Seidemann believed that occupation ends only with a border, but stated that Netanyahu has persistently pursued policies which make any border with a viable Palestinian state impossible; and, to him, the far-right in Israel is increasingly becoming a nationalist alt-right. Seidemann described Netanyahu as not someone who can be incentivised to do something good; rather, he can only be deterred from doing bad things. So, with uncertainty in Washington, Seidemann saw this as Europe’s moment; he was hopeful about stability emerging from the Macron-Merkel axis – an axis that he hoped would also include the UK Prime Minister in the near future. He was complimentary of the work the UK has done in the past, praising the FCO for working “above its pay grade”, but feared it was retreating into bilateralism, with a narrow focus on trade.

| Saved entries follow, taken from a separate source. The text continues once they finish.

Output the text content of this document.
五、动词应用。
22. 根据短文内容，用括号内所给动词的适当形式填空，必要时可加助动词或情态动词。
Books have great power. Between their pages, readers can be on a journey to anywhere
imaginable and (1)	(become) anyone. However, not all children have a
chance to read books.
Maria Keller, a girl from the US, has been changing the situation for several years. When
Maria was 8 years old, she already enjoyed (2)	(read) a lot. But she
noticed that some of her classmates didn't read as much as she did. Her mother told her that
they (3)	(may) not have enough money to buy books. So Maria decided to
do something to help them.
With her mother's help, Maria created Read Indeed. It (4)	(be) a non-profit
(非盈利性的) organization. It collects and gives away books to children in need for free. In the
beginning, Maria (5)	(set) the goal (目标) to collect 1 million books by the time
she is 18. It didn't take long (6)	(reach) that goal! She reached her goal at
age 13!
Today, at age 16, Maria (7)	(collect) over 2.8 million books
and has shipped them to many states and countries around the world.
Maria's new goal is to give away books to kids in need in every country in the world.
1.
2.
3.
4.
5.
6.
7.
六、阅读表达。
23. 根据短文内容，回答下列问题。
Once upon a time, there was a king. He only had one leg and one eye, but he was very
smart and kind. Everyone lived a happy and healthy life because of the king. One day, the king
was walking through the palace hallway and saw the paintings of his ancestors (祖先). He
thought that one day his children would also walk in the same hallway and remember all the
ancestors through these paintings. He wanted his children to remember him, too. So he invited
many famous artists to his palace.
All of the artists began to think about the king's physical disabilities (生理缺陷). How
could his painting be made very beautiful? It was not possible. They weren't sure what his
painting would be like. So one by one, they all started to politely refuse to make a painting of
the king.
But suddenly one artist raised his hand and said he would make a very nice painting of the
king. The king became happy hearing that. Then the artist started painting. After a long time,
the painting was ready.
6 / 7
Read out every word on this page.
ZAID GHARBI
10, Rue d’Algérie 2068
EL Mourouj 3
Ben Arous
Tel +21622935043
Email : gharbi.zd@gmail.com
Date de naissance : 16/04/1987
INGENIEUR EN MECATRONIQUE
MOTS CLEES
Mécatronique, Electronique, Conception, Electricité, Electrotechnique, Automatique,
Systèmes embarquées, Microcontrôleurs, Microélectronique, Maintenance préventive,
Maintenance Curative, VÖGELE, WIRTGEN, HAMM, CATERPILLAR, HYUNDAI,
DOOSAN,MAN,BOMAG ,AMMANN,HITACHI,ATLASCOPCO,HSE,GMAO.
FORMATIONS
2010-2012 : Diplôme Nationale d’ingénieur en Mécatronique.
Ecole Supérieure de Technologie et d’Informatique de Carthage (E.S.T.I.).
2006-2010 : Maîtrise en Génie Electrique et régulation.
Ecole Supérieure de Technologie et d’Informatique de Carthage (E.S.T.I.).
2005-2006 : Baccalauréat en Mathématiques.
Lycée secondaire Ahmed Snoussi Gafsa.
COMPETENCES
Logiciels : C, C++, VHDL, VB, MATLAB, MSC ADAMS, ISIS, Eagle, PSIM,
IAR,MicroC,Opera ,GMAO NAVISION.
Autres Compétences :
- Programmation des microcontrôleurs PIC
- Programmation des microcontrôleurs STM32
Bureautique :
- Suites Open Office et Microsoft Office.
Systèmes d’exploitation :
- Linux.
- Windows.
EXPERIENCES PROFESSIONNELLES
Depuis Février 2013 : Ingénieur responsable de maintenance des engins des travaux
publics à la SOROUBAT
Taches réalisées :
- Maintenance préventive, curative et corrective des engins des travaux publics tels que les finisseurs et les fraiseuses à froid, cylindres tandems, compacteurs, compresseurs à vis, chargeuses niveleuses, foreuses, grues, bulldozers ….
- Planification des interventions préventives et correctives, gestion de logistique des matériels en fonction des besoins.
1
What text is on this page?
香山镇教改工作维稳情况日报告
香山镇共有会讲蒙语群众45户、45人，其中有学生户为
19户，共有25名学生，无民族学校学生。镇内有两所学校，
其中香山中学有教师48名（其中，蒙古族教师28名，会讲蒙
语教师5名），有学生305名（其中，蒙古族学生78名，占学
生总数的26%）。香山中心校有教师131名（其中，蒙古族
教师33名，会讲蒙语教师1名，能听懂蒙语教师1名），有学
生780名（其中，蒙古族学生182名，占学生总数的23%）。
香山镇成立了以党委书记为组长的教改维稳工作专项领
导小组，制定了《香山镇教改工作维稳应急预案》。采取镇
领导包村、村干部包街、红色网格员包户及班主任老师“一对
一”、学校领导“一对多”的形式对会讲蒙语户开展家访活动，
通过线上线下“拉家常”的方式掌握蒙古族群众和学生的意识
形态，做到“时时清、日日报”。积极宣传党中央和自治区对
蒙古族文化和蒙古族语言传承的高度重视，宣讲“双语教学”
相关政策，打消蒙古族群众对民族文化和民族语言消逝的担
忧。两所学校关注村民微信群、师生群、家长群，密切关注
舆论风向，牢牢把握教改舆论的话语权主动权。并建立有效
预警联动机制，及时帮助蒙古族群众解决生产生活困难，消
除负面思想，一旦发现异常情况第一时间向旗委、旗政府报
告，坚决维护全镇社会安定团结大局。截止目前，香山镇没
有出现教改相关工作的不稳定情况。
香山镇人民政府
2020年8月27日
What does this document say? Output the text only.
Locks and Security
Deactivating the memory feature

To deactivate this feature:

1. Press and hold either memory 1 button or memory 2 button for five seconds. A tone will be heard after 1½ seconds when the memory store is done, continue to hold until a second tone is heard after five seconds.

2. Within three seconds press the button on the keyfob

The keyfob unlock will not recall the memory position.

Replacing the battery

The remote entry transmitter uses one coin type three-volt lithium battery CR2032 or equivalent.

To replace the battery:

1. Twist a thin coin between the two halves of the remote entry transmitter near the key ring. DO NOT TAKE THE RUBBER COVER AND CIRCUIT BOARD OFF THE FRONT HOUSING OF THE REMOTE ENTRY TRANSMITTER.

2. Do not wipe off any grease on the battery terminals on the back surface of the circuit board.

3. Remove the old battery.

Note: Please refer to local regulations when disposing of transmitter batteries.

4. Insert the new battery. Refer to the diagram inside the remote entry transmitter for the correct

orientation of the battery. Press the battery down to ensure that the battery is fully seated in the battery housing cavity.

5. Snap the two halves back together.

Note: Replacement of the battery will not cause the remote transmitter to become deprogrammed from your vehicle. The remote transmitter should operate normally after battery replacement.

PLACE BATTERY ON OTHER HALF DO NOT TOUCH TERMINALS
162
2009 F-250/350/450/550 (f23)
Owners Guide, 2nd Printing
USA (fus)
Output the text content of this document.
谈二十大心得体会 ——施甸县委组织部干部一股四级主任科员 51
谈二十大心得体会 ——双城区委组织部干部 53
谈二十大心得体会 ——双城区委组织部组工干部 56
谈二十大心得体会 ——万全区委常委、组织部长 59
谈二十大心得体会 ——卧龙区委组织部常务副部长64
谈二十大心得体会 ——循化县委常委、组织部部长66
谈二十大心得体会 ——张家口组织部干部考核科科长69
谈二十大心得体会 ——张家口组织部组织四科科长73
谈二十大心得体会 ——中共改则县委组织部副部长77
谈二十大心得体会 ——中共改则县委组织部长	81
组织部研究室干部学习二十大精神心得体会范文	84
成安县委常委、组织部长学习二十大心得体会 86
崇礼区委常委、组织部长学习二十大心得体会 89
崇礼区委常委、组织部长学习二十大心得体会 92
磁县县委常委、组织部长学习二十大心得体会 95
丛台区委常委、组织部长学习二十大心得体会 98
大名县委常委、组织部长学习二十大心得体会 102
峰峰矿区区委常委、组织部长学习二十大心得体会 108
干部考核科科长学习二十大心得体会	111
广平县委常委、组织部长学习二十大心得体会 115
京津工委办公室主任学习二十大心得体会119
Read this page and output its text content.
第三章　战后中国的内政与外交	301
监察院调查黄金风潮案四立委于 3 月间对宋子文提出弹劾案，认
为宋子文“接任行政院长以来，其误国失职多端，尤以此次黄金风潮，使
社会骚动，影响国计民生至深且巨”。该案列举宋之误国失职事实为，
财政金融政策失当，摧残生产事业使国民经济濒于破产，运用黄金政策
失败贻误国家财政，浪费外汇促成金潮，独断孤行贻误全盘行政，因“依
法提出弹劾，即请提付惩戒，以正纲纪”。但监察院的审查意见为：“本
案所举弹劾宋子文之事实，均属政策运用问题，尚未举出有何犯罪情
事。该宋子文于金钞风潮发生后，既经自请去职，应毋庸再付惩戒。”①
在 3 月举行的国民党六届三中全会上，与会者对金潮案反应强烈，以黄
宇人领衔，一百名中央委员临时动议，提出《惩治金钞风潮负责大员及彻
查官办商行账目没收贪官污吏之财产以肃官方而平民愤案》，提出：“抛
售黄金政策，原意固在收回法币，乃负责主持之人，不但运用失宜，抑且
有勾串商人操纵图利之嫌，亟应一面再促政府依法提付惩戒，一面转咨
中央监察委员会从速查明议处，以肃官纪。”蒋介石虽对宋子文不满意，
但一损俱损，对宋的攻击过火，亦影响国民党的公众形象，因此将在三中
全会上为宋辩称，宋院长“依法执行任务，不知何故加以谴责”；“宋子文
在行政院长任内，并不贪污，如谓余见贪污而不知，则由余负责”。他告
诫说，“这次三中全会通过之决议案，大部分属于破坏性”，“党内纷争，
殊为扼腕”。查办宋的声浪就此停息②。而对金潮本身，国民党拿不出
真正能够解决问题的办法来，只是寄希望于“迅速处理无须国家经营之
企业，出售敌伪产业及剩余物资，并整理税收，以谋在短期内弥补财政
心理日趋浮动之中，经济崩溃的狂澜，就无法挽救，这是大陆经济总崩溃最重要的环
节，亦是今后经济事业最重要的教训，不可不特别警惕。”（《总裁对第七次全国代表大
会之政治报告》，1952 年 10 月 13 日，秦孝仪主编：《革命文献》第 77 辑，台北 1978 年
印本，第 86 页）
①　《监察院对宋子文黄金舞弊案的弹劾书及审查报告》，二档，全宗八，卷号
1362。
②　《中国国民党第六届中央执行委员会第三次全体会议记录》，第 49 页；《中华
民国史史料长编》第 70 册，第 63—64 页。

Having depicted a lot of the daily suffering of Palestinians, Seidemann also outlined the psychological suffering on the part of Israelis, who were in “clinical denial” over the occupation. He explained that those in Tel Aviv are removed from the situation and see any attack in their city as almost an insult; attacks are something which they think are – and should be – confined to Jerusalem and they see the occupation as an issue for the settlers, but nothing to do with them. However, Seidemann described this lack of acceptance of any responsibility as akin to the lying involved if someone who has cancer is told that they do not. The problem, as Seidemann explained, is that when someone has cancer, they “will die if you don’t treat it.”